A recent poll conducted by Decima Research revealed a heightened public concern in Canada for environmental issues. When asked what the most important issue facing Canada in the 1990’s was, 29% of the poll respondents indicated the environment. Far behind in priority, only 9% indicated inflation/economy as more important.
The Nova Scotia Ministry of the Environment has begun hearings to examine water quality issues. The Task Force on Clean Water will hold the hearings in 14 communities over the next two months. Some of the issues the task force will be concentrating on include: disposal of industrial and human waste, water management, water resources, and protection and conservation plans for water and land.
Canada’s federal Environment Department will get 11.4% more money this year, one of the highest budgetary increases given any department, but environmentalists say it isn’t enough. It’s the second consecutive year that Environment has been given a budget boost at about twice the rate of inflation. Other federal Canadian agencies face cuts and spending freezes.

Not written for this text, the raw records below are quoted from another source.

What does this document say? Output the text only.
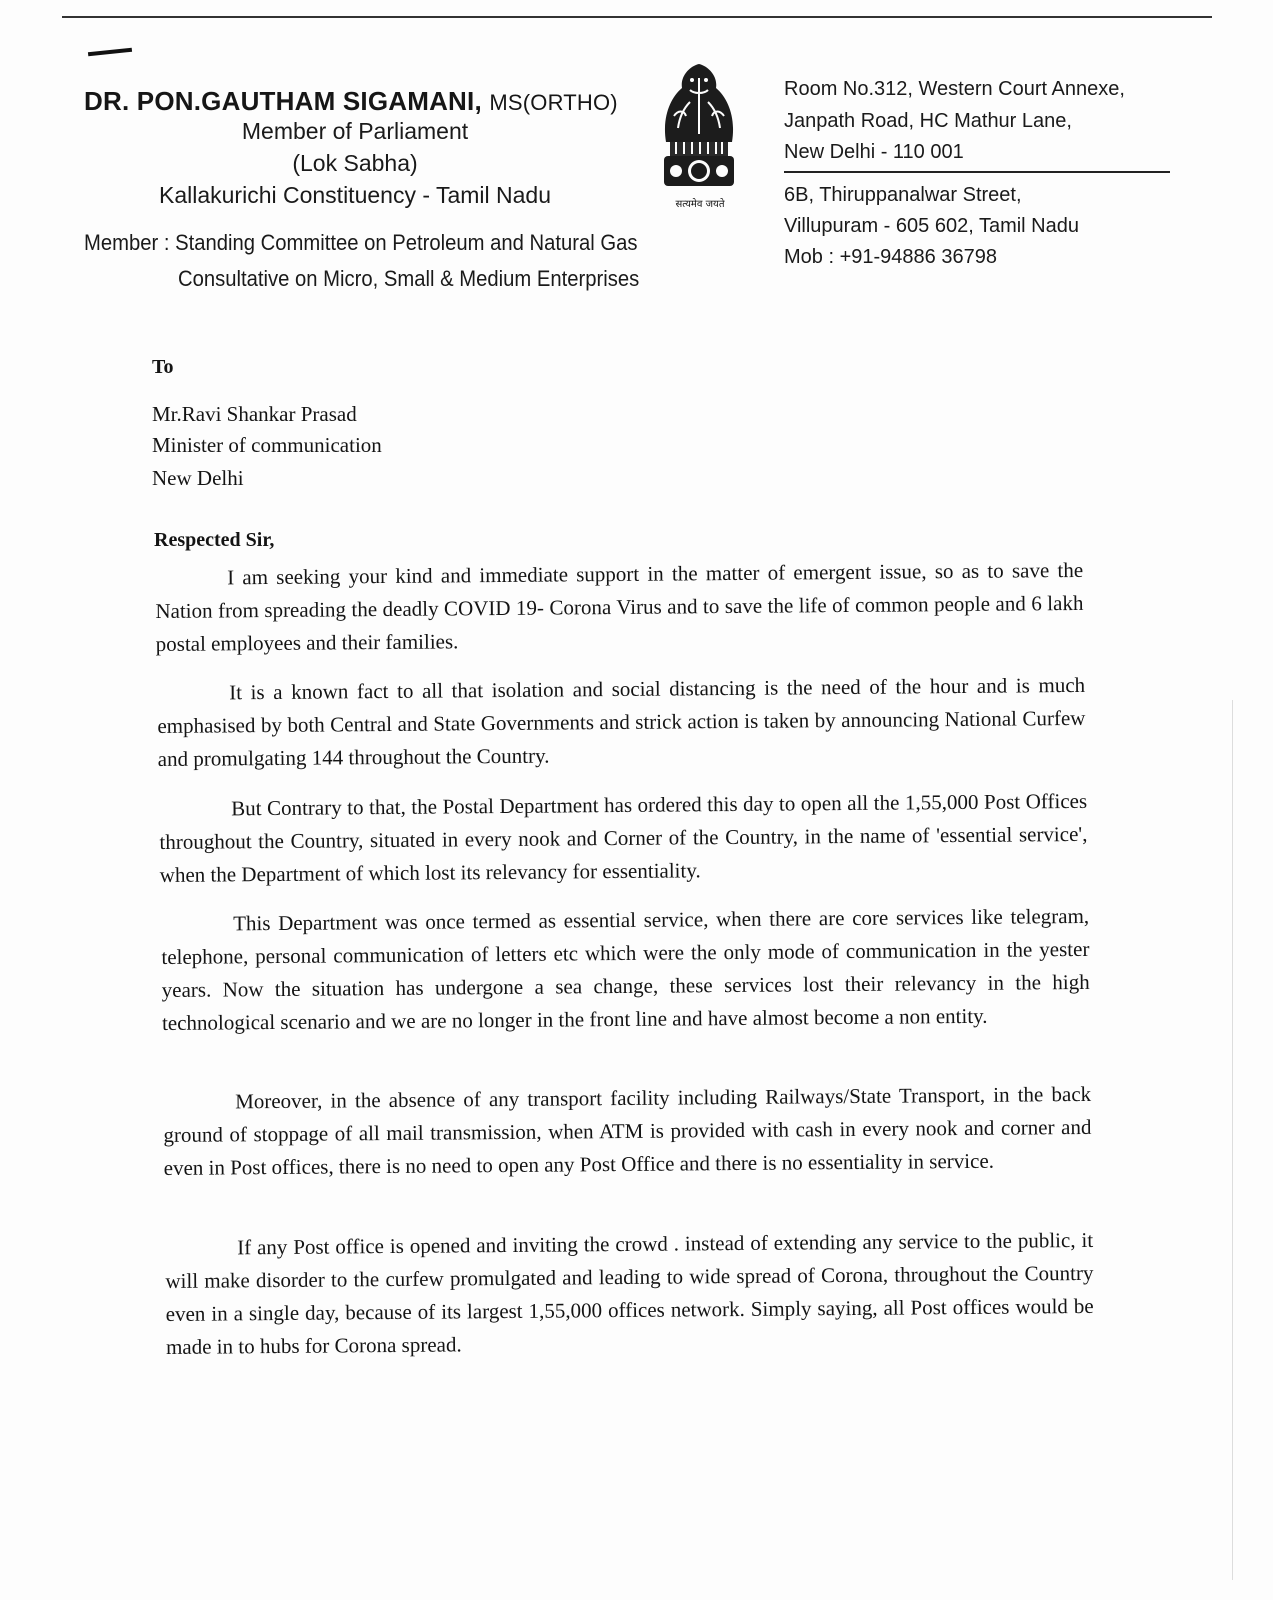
DR. PON.GAUTHAM SIGAMANI, MS(ORTHO)
Member of Parliament
(Lok Sabha)
Kallakurichi Constituency - Tamil Nadu
Member : Standing Committee on Petroleum and Natural Gas
Consultative on Micro, Small & Medium Enterprises
सत्यमेव जयते
Room No.312, Western Court Annexe,
Janpath Road, HC Mathur Lane,
New Delhi - 110 001
6B, Thiruppanalwar Street,
Villupuram - 605 602, Tamil Nadu
Mob : +91-94886 36798
To
Mr.Ravi Shankar Prasad
Minister of communication
New Delhi
Respected Sir,
I am seeking your kind and immediate support in the matter of emergent issue, so as to save the Nation from spreading the deadly COVID 19- Corona Virus and to save the life of common people and 6 lakh postal employees and their families.
It is a known fact to all that isolation and social distancing is the need of the hour and is much emphasised by both Central and State Governments and strick action is taken by announcing National Curfew and promulgating 144 throughout the Country.
But Contrary to that, the Postal Department has ordered this day to open all the 1,55,000 Post Offices throughout the Country, situated in every nook and Corner of the Country, in the name of 'essential service', when the Department of which lost its relevancy for essentiality.
This Department was once termed as essential service, when there are core services like telegram, telephone, personal communication of letters etc which were the only mode of communication in the yester years. Now the situation has undergone a sea change, these services lost their relevancy in the high technological scenario and we are no longer in the front line and have almost become a non entity.
Moreover, in the absence of any transport facility including Railways/State Transport, in the back ground of stoppage of all mail transmission, when ATM is provided with cash in every nook and corner and even in Post offices, there is no need to open any Post Office and there is no essentiality in service.
If any Post office is opened and inviting the crowd . instead of extending any service to the public, it will make disorder to the curfew promulgated and leading to wide spread of Corona, throughout the Country even in a single day, because of its largest 1,55,000 offices network. Simply saying, all Post offices would be made in to hubs for Corona spread.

Ontario, Canada’s tough pollution laws are being challenged by scrap metal dealers as unconstitutional. A Windsor, Ont. company faces several charges and their lawyers say that fines up to $50,000 per day for polluters are “cruel and unusual punishment.” If successful, the challenge could cripple the province’s ability to enforce environmental laws.
The Consumer Association of Canada’s British Columbia provincial association has requested that the provincial ministers of Municipal Affairs and Health ban the use of lead solder in new plumbing and plumbing repairs.
The association wants a province-wide survey of community water supplies and blood testing to determine lead levels in children. Where lead levels are discovered, the CAC-BC recommends buffering of water supplies to reduce the leaching of lead into drinking water.
Joe D’Angelo and Grant North of Mississauga, Ont., Naz Rayman of Scarborough, Ont. and Norm Reise of Regina, Saskatchewan have been appointed to fill vacancies on the Canadian Water Quality
The estimates indicate there will be $13.7 million in new money for cleaning up the Great Lakes. That’s under the $125-million Great Lakes cleanup plan announced by Prime Minister Mulroney in 1988.
The Canadian Water Quality Association will stage its annual convention and meeting Sept. 20-22, 1990 at the Banff Springs Hotel in Banff, Alberta, Canada.
The tentative agenda for the conference, “New Horizons: The Nineties,” includes a full-day water treatment seminar with voluntary industry certification exams.
Seminars will be held on Friday, Sept. 21 and Saturday, Sept. 22.
“Marketing – New Horizons” will be discussed by Robert Kanerva, president of Erie Manufacturing.
Richard Harmon of Ebco Manufacturing will talk about the bottled water/dispensing area of the industry.
“Your Business in the 90″s” is the topic of Peter Mitchell from Ernst & Young, Chartered Accountants.